Improvement of the Speaker Verification System with Feature Level and Score Level Normalization Techniques
|Kshirod Sarmah1, Utpal Bhattacharjee2
|Related article at Pubmed, Scholar Google|
The performance of a text independent Speaker verification (SV) system has degraded when speaker model training is done in one environment while the testing is done in another, due to mismatching of phonetic contents of speech utterances, recording environment, session variability and sensor variability of training and testing criteria, which are major problems in speaker verification system. The robustness of SV system has been improved by applying different Voice Activity Detection (VAD) techniques like Cepstral Mean Normalization (CMN), Cepstral Variance Normalization (CVN) techniques in features level and score normalization techniques in score level. In this paper we report the experiment carried out on the recently collected speaker recognition database Arunachali Language Speech Database (ALS-DB). The collected database is evaluated with Gaussian mixture model and Universal Background Model (GMM-UBM) and Mel- Frequency Cepstral Coefficients (MFCC) with its first and second order derivatives as well as Prosodic features as a front end feature vectors.
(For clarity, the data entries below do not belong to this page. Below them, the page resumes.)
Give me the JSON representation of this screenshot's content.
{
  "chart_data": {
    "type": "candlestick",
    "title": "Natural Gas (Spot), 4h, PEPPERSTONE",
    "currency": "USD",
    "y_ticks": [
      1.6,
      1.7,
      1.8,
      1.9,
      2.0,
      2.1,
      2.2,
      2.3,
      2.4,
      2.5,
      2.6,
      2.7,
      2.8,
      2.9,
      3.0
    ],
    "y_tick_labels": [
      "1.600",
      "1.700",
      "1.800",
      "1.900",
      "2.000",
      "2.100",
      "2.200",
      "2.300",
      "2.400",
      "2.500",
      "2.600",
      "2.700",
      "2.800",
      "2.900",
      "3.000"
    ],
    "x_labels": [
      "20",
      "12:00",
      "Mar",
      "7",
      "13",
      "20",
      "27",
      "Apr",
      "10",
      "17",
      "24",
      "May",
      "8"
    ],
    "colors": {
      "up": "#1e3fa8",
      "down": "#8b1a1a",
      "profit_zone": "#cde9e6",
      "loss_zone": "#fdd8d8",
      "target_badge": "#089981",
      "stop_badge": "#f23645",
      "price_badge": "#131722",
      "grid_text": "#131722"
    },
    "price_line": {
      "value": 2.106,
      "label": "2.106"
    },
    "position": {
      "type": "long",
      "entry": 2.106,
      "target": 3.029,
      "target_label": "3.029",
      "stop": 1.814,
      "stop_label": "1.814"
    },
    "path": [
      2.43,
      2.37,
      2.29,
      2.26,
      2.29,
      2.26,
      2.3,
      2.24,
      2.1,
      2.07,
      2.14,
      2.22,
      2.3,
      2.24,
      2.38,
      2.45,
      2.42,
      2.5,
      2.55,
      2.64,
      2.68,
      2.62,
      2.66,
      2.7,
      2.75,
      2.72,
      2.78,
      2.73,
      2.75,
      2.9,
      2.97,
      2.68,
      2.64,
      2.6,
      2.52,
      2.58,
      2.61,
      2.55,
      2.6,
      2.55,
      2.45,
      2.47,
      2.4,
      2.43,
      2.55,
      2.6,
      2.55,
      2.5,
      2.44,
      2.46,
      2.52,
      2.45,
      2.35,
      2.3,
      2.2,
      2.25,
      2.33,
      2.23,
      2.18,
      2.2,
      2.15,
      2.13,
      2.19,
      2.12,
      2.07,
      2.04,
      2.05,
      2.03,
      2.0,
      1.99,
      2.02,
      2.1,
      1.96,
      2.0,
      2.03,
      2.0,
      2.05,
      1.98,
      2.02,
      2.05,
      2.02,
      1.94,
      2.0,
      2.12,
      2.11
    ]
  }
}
The performance of the speaker verification system has been improved by applying CVN at the feature level as well as score normalization technique Test-normalization (T-Norm) in the score level. And also we observe that the performance of SV system vastly improved while applying CVN in feature level and T-Norm in score level at the same time. We observe that combining MFCC with Prosodic features improved the performance of the SV system with 7.08%, while T-Norm improved the SV system with 3.22% and CVN has improved with 3.90%.